Crecí en una casa sin libros. Mis padres leían el periódico, pero entre los agotadores empleos, los bajos salarios y tres hijos ruidosos, los libros nunca entraron en la lista de compras. Llegaron, eso sí, cuando mi papá compró —a pagos— una enciclopedia de 24 tomos. Estaba convencido de que su hija, la que iría a la universidad, iba a necesitar poder buscar información. Aún recuerdo su rostro de orgullo y emoción cuando me la mostró.
Pocos años después enfermó y, con más tiempo libre, solía abrir la enciclopedia al azar para leer sobre cualquier tema.
Aunque en casa no abundaban los libros, yo siempre pude leer. Cada sábado estacionaba mi bicicleta frente a la biblioteca pública del pueblo para devolver los ejemplares prestados y elegir otros. Era mi ritual favorito.
Veinte años después, llevé a mis hijos pequeños a una biblioteca más moderna. Allí disfrutaron de espacios acogedores donde podían explorar entre cajas, estantes y mesas repletas de libros, audiolibros y juegos. Aun antes de saber leer, escogían los cuentos por los dibujos y yo se los leía en la noche.
Fue en Bélgica, cierto, un país con más recursos. Pero la diferencia, más que en el dinero, radica en el acceso fácil y asequible a los libros.
Hoy, cuando la comprensión lectora ha caído a niveles alarmantes en Costa Rica –como lo señala el X Informe del Estado de la Educación–, es urgente recordar una verdad sencilla: la mejor forma de mejorar la lectura es leer. Y para leer, hay que disfrutarlo. No debe ser un “debo leer”, sino un “quiero leer”. Los libros, físicos o digitales, deben tener un lugar en el tiempo de ocio.
Costa Rica cuenta con 60 bibliotecas públicas. Muchas ofrecen espacios agradables, libros para todas las edades y personal entusiasta. Algunas incluso tienen jardines. Sin embargo, su horario de lunes a viernes, de 10 a. m. a 6 p. m., dificulta el acceso para estudiantes que asisten a clases durante esas horas. Los de secundaria solo podrían llegar si viven cerca; los de primaria, únicamente si un adulto los acompaña a media tarde.

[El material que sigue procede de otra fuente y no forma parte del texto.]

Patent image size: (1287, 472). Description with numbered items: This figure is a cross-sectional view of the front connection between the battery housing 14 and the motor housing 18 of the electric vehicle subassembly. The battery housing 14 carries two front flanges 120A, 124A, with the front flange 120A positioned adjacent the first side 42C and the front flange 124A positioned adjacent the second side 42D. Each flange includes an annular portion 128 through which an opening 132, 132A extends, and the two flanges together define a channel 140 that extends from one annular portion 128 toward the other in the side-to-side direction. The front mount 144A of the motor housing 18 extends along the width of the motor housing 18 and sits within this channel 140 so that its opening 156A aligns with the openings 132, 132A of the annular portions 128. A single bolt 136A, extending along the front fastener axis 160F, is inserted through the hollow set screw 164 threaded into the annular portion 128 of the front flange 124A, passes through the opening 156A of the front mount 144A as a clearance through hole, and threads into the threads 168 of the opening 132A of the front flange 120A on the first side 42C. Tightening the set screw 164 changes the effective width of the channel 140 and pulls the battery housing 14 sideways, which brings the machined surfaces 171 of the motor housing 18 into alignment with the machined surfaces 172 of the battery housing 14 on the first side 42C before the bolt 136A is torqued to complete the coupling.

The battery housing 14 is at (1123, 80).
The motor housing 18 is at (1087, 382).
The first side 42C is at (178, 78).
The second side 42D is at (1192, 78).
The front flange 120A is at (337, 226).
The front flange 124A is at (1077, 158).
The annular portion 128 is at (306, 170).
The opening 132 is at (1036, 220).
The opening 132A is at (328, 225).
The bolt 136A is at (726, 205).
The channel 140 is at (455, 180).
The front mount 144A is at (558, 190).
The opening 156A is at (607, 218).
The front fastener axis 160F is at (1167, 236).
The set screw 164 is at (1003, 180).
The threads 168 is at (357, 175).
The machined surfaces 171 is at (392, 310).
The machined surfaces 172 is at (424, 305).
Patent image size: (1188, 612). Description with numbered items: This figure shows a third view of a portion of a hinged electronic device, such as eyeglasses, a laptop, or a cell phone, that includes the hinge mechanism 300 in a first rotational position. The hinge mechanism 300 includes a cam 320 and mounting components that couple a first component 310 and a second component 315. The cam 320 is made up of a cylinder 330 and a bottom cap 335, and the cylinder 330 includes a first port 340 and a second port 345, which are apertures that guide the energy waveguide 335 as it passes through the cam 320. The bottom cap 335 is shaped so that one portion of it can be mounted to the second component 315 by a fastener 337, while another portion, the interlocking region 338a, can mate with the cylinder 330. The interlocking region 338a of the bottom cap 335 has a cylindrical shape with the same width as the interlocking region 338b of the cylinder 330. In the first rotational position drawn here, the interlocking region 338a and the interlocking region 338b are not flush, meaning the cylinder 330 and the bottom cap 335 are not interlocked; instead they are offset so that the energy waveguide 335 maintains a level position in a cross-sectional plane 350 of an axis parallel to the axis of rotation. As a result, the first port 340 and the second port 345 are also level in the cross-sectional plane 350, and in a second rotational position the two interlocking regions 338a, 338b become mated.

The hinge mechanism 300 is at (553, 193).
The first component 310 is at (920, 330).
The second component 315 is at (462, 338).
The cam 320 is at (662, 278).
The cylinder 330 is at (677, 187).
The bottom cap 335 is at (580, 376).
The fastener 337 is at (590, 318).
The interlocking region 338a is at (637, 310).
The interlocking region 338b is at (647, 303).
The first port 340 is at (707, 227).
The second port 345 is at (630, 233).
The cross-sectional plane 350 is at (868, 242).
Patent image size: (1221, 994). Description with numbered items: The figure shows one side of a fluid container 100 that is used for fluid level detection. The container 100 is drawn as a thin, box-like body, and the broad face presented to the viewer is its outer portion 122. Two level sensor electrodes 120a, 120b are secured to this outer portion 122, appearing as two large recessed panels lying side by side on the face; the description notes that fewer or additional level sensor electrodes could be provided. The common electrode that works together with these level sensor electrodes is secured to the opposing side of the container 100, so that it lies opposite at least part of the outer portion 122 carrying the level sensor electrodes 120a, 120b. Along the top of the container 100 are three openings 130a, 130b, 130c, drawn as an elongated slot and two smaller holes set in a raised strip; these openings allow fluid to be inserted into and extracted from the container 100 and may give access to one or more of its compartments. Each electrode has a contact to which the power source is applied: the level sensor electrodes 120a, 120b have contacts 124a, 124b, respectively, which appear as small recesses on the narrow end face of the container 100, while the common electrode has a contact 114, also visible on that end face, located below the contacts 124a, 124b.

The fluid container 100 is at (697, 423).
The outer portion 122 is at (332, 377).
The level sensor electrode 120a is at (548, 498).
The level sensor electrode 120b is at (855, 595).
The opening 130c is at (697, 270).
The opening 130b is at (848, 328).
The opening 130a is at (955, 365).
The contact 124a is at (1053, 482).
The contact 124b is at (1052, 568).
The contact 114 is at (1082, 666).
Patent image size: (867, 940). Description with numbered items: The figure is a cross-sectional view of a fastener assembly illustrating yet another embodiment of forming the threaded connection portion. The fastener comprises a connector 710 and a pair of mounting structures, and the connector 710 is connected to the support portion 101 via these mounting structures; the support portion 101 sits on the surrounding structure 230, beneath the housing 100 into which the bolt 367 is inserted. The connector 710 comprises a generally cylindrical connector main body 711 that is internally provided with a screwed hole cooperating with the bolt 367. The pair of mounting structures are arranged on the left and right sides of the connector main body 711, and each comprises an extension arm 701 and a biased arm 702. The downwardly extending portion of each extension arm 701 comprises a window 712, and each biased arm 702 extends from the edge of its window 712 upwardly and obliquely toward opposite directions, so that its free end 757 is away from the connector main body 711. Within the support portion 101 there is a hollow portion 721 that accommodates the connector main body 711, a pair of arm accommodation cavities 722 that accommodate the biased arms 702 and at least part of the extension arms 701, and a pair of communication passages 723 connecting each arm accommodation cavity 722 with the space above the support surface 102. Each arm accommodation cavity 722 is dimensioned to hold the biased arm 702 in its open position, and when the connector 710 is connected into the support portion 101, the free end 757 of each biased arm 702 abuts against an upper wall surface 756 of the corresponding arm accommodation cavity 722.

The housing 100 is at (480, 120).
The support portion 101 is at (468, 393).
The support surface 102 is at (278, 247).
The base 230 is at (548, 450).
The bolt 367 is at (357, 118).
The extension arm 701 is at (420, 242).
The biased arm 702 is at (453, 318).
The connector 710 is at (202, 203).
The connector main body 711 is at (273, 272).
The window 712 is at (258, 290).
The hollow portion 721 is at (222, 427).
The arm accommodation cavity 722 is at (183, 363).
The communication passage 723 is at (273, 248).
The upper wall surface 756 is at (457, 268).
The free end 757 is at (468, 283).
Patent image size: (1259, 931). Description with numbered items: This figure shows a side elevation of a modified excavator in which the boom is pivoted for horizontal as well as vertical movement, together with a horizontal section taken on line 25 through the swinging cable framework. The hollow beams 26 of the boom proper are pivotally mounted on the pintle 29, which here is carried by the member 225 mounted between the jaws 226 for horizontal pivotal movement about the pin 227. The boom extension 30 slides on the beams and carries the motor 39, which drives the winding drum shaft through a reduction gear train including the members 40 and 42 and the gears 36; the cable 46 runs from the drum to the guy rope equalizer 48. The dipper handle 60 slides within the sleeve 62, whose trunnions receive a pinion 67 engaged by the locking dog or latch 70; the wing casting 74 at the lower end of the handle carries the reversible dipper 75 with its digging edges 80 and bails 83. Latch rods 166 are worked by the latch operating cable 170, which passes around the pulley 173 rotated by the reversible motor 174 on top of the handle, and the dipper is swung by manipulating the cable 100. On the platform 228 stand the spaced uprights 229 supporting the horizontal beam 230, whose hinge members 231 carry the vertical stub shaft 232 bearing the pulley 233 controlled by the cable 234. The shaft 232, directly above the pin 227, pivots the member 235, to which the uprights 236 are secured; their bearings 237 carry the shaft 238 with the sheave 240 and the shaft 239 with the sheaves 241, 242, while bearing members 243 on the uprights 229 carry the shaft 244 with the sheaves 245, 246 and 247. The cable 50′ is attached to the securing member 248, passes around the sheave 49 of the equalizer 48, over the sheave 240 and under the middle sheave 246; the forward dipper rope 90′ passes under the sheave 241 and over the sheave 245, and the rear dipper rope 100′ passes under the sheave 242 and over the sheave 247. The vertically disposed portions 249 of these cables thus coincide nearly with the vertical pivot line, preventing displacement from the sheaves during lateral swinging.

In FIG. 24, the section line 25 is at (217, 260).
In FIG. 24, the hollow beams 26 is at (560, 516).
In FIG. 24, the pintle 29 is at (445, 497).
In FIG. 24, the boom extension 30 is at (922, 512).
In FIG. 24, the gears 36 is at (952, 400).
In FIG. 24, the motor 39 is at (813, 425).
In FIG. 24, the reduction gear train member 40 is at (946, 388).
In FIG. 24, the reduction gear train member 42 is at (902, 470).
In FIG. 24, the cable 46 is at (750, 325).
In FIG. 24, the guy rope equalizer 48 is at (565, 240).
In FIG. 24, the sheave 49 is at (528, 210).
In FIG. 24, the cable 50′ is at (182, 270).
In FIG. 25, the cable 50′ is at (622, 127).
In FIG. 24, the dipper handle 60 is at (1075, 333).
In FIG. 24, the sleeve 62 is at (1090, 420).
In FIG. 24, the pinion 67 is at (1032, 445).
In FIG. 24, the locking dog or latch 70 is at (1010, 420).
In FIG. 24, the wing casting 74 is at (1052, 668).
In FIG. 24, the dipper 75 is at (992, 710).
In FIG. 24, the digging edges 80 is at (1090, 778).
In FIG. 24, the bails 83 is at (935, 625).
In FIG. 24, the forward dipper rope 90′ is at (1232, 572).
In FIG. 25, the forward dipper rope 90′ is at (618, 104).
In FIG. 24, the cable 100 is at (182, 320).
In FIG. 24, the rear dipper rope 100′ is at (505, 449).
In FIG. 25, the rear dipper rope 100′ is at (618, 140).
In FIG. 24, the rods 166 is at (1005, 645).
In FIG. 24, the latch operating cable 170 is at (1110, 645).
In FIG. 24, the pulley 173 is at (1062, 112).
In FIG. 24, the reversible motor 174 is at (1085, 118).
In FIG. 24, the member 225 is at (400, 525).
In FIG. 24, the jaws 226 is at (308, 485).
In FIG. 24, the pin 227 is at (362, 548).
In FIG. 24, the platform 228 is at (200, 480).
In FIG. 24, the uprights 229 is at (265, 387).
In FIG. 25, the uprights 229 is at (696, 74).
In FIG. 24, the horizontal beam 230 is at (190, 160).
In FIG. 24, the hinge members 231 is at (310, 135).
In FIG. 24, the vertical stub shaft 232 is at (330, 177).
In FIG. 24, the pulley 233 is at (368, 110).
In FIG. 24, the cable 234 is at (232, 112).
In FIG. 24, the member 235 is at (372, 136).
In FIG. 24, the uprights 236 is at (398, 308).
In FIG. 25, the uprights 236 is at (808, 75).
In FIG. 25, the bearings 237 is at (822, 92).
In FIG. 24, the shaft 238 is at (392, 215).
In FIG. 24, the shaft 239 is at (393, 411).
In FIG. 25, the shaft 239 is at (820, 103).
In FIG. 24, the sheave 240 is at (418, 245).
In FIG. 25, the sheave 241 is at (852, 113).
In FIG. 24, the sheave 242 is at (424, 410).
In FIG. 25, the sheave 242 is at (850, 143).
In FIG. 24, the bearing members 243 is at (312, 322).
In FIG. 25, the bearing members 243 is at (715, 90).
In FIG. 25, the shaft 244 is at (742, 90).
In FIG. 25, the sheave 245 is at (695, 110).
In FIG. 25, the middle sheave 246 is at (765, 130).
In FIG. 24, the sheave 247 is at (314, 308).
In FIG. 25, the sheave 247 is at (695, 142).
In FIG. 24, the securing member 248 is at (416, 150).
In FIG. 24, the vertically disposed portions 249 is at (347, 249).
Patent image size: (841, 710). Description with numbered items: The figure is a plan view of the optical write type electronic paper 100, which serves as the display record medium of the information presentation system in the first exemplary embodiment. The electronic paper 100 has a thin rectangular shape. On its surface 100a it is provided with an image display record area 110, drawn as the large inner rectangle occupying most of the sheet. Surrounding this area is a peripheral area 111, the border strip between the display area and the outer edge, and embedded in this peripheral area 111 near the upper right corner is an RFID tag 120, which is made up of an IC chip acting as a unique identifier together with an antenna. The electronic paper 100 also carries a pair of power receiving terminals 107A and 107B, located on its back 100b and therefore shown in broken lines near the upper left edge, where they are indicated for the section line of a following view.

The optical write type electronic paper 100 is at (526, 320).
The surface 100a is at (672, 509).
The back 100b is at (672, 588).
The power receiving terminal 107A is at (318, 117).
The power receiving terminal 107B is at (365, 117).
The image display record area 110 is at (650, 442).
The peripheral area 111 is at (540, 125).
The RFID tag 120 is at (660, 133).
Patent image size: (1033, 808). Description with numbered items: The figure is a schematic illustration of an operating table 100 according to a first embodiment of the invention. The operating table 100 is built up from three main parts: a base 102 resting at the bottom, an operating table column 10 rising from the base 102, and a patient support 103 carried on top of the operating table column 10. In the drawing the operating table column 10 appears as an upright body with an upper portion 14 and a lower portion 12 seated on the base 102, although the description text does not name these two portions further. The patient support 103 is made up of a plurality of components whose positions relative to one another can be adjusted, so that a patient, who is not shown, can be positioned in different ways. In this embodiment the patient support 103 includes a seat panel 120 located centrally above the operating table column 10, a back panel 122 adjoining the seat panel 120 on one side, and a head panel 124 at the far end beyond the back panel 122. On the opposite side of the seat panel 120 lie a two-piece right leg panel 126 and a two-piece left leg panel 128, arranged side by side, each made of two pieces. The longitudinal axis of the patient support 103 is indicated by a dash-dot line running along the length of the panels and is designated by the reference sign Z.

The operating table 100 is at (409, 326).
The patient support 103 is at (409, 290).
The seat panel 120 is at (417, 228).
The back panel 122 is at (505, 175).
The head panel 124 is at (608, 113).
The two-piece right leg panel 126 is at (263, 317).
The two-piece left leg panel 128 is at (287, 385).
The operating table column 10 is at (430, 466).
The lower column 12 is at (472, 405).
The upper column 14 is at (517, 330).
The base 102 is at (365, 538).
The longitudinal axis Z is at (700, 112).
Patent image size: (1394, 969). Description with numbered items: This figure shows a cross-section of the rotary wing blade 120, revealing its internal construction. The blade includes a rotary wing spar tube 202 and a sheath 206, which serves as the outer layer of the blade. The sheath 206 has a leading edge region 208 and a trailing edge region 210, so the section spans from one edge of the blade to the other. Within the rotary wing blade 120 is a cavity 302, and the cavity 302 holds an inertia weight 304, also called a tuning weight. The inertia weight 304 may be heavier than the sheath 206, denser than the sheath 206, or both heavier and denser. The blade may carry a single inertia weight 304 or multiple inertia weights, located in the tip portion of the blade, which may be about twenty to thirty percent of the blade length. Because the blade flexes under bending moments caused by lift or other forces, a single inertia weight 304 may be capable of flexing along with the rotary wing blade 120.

Esa limitación se refleja en la realidad: la mayoría de actividades de las bibliotecas –salvo en vacaciones– están dirigidas a personas adultas y adultas mayores. Cumplen una función social importante, sí, pero no alcanzan a los jóvenes que más necesitan descubrir el placer de leer.
Nada es más enriquecedor que un niño visitando la biblioteca con su madre o su padre, escogiendo un libro y disfrutando juntos de un rato de lectura. Ese gesto simple cultiva el amor por las palabras y crea recuerdos familiares que perduran.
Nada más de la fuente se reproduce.